After a lot of further googling, trial and error and more I came up with a solution that simply wraps RandomAccessFile and exposes all methods. The readLine() method however was much improved by talking the one from BufferedReader with minor adjustments. Performance is now identical to it.

This so called class OptimizedRandomAccessFile buffers readLine() calls as long as no other methods requiring or affecting the position in the file are called. eg in:

OptimizedRandomAccessFile raf = new OptimizedRandomAccessFile(filePath, "r");
String line = raf.readLine();
int nextByte = raf.read();

nextByte will contain the first byte of the next line in the file.

The full code can be found on bitbucket.

Question 2

You can try to subclass the BufferedReader class to remember the read position. But you won't have the seek functionality.

As you mentioned a record can be multi-line, but all the records are separated by a stop sequence. Given this you can use RandomAccessFile like this:

have a byte buffer byte b[] of let's say 8k in size (this is for performance reasons)
read 8k from the file in this buffer and try to find the delimiter, if not found, read another block of 8k, but previously append the data to some StringBuilder or other structure.
when you found the delimiter the position of the delimiter is given by the number of bytes processed since the last delimiter found (you need to do some simple math).

The tricky part will be if the record delimiter is longer that 1 char, but that should be a big problem.

Question 3

I would use the following sequence of java.io decorators:

   InputStreamReader    <-- reader, the top reader
   CountingInputStream  <-- cis, stores the position (from Google Guava)
   BufferedInputStream  <-- speeds up file reading
   FileInputStream

Then you read from this top reader by implementing a readLine() method which reads chars one by one until a line separator. I would not use BufferedReader as it would spoil the current position by reading a full fixed-sized buffer.

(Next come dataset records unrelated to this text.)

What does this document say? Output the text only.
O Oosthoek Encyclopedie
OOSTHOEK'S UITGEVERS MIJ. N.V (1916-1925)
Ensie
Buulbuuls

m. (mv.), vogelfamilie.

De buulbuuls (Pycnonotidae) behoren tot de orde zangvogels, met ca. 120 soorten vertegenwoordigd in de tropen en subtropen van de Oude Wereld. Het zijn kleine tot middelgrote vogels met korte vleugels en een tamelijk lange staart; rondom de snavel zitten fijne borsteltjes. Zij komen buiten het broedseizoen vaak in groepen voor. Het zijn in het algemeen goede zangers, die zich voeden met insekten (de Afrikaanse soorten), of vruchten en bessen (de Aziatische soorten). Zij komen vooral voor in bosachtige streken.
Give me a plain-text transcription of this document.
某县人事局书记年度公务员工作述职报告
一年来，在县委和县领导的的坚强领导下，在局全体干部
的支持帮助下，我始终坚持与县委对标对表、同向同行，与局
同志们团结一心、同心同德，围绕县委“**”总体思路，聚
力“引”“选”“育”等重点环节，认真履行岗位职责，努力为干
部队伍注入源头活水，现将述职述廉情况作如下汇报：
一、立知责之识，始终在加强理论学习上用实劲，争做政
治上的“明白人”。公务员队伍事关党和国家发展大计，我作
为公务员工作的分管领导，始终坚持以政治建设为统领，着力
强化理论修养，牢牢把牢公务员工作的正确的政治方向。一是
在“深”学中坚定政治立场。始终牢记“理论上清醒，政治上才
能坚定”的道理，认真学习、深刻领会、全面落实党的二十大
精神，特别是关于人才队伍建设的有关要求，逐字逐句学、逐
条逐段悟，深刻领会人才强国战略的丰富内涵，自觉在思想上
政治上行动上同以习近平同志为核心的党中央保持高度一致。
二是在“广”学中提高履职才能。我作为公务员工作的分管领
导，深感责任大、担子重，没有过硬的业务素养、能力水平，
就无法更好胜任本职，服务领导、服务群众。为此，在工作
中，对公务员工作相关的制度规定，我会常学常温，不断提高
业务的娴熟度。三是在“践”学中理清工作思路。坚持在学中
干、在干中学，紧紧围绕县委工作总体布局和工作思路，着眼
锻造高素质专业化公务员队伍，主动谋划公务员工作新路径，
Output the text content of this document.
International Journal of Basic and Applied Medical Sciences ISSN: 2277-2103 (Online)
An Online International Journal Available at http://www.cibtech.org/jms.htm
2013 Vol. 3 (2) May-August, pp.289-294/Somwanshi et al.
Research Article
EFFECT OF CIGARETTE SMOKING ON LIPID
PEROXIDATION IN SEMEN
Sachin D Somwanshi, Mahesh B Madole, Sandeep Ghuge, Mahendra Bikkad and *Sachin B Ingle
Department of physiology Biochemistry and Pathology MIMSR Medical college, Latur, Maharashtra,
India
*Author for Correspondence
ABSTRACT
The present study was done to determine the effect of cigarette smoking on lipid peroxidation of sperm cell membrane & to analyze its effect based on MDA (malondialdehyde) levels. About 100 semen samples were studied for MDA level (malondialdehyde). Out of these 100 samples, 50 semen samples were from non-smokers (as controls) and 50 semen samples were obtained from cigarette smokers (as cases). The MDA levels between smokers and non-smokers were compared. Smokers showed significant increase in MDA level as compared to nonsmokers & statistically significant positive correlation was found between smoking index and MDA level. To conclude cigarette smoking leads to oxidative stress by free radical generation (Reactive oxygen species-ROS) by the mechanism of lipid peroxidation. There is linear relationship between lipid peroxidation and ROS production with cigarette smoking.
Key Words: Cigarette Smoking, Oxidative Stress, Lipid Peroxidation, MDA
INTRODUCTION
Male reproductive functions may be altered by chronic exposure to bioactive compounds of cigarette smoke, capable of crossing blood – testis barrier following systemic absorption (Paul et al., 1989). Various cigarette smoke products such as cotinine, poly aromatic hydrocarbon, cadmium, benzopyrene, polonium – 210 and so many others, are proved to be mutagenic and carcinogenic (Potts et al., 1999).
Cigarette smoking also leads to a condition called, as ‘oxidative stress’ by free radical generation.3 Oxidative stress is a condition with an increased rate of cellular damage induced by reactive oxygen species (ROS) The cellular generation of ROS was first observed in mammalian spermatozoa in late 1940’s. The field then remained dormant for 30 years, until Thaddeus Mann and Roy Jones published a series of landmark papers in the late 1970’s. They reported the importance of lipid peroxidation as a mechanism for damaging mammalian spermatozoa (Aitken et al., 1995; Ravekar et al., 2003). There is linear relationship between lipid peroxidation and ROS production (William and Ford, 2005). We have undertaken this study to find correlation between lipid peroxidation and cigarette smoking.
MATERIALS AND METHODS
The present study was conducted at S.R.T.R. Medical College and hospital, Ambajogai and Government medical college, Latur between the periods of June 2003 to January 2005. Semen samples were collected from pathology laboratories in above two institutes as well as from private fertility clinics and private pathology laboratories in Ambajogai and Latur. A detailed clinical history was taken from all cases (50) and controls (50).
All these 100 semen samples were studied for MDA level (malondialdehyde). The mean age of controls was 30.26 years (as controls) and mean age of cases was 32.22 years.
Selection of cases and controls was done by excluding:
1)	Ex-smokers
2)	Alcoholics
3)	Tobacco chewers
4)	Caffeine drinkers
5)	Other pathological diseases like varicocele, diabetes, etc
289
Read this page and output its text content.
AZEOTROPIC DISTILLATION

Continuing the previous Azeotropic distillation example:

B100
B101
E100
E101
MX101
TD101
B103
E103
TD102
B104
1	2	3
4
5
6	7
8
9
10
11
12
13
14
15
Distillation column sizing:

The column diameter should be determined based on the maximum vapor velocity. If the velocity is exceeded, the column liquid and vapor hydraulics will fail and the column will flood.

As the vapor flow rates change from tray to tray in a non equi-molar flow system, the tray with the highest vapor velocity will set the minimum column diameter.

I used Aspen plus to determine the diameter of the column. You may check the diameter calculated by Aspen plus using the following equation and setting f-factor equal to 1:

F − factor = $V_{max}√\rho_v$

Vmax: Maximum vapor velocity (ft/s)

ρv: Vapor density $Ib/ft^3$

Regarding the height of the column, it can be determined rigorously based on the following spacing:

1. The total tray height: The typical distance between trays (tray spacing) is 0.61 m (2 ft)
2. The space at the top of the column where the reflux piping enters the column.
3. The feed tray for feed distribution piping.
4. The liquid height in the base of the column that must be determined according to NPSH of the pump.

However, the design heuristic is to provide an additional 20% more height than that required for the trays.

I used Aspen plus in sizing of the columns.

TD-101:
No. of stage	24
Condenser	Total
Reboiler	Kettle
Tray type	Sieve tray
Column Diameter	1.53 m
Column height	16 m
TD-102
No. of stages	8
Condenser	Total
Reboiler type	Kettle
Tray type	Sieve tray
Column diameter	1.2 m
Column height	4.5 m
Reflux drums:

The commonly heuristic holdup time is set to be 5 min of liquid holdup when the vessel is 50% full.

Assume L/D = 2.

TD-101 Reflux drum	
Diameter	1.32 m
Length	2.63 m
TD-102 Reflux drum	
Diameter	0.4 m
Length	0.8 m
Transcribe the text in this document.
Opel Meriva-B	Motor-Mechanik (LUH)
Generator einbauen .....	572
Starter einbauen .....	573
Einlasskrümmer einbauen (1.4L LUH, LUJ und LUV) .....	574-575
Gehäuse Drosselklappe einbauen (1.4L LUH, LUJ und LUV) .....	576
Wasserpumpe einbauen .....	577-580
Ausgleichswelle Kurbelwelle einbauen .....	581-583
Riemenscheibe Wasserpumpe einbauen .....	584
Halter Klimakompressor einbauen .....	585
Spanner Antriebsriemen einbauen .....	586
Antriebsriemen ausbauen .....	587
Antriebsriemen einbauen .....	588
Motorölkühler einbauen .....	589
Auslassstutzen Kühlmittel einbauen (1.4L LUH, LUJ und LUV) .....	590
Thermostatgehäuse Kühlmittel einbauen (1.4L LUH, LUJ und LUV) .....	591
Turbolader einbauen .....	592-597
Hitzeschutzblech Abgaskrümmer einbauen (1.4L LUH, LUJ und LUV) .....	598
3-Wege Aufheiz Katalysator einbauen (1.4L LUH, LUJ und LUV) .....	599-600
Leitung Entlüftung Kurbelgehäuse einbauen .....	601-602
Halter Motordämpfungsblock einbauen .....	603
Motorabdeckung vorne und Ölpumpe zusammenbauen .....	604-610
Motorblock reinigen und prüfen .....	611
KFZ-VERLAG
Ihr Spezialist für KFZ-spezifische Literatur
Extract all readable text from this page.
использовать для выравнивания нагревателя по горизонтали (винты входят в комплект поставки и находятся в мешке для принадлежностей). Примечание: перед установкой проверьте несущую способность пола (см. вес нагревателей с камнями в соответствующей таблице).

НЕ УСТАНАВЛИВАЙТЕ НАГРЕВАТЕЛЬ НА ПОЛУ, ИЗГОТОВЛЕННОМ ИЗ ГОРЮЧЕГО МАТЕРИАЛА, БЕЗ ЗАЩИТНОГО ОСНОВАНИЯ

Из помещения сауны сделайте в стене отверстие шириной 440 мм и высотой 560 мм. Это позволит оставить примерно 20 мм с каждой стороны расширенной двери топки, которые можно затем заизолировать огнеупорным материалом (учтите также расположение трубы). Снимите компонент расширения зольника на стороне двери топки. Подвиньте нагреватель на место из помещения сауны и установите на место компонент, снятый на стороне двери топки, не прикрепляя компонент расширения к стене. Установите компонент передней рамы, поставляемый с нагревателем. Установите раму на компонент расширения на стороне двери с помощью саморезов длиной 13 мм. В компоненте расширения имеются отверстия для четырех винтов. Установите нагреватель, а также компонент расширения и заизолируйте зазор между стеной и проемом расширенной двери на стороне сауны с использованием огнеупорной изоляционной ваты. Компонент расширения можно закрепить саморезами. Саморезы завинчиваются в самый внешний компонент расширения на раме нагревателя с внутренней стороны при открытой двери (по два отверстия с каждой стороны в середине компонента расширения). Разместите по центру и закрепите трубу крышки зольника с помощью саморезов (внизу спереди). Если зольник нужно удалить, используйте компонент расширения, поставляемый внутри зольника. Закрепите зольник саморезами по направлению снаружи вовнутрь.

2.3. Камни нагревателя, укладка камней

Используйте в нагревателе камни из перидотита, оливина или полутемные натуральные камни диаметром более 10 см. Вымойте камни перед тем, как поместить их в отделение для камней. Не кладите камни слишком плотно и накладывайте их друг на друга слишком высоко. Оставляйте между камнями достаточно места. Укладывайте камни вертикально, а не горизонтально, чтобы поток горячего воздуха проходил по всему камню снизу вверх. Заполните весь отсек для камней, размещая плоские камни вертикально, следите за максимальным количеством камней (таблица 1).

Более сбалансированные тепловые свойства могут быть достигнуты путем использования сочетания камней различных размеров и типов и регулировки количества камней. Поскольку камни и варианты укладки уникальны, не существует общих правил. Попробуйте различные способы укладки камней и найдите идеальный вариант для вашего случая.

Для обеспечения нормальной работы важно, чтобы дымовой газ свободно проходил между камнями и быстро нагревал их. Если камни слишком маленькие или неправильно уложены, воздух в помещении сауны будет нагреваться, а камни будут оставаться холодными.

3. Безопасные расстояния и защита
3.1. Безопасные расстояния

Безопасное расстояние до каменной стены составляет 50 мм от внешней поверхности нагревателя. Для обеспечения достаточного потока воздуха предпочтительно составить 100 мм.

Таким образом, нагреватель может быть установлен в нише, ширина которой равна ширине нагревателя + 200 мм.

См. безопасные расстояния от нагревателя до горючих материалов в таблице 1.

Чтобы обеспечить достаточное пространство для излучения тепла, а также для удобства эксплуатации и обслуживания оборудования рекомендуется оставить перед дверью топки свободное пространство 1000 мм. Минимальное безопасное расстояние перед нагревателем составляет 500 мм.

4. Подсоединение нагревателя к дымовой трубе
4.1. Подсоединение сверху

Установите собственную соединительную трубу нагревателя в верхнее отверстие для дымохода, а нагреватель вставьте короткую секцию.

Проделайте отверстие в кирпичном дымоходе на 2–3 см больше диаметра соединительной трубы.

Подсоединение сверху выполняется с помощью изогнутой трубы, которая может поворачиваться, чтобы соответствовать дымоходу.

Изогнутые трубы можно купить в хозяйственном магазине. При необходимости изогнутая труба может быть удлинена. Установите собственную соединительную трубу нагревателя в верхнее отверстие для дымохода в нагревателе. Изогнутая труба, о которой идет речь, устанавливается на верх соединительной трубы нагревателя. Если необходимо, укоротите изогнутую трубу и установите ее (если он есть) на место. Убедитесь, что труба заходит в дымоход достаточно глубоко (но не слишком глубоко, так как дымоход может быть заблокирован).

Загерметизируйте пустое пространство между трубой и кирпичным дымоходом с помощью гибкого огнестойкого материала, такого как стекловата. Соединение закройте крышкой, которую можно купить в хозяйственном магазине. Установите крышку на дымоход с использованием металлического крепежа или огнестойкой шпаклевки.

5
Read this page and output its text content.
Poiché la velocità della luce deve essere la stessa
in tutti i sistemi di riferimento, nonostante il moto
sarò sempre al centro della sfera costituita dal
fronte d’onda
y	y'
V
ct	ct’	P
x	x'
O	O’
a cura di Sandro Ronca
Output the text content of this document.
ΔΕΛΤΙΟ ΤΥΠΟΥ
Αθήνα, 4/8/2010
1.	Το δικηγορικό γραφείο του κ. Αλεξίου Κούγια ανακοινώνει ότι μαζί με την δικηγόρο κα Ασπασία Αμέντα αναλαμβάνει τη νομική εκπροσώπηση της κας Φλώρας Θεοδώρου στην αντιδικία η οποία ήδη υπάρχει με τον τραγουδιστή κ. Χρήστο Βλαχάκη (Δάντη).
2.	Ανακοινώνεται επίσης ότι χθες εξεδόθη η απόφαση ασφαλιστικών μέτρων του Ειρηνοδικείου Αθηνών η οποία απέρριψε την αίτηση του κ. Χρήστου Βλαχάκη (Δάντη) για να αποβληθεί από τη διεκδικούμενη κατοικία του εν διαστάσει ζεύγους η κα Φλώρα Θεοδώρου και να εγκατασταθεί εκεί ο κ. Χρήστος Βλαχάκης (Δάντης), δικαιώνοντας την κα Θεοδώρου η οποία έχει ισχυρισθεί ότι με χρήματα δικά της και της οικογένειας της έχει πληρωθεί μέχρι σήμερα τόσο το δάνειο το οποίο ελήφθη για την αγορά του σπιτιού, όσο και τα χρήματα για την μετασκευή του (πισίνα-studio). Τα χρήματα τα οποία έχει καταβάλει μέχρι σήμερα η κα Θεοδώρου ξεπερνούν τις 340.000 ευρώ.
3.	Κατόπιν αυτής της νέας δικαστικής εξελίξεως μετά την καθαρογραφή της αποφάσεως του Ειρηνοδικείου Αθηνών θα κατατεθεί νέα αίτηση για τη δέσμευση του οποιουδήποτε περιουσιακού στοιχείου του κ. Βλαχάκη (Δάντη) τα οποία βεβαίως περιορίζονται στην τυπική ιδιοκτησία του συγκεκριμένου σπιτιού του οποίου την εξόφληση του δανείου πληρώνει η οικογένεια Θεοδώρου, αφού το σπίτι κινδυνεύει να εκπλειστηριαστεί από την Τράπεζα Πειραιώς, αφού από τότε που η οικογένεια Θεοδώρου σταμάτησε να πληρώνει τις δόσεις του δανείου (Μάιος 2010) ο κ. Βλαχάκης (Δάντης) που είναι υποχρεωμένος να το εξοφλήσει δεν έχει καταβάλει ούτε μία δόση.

So if I get the problem right, the algorithm is as simple as

long lineStartPosition = cis.getCount();
String s = readLine(reader);
if(s.equals(DELIMITER)) { storeToIndex(lineStartPosition, recordData); }

Question 4

You can read all the data file and record where the delimiter is found and save this metadata in a different file. Now you can use the metadata to navigate through the file (jump from one delimiter to the other). Each time the data file gets modified, you will have to rescan it and regenerate the metadata.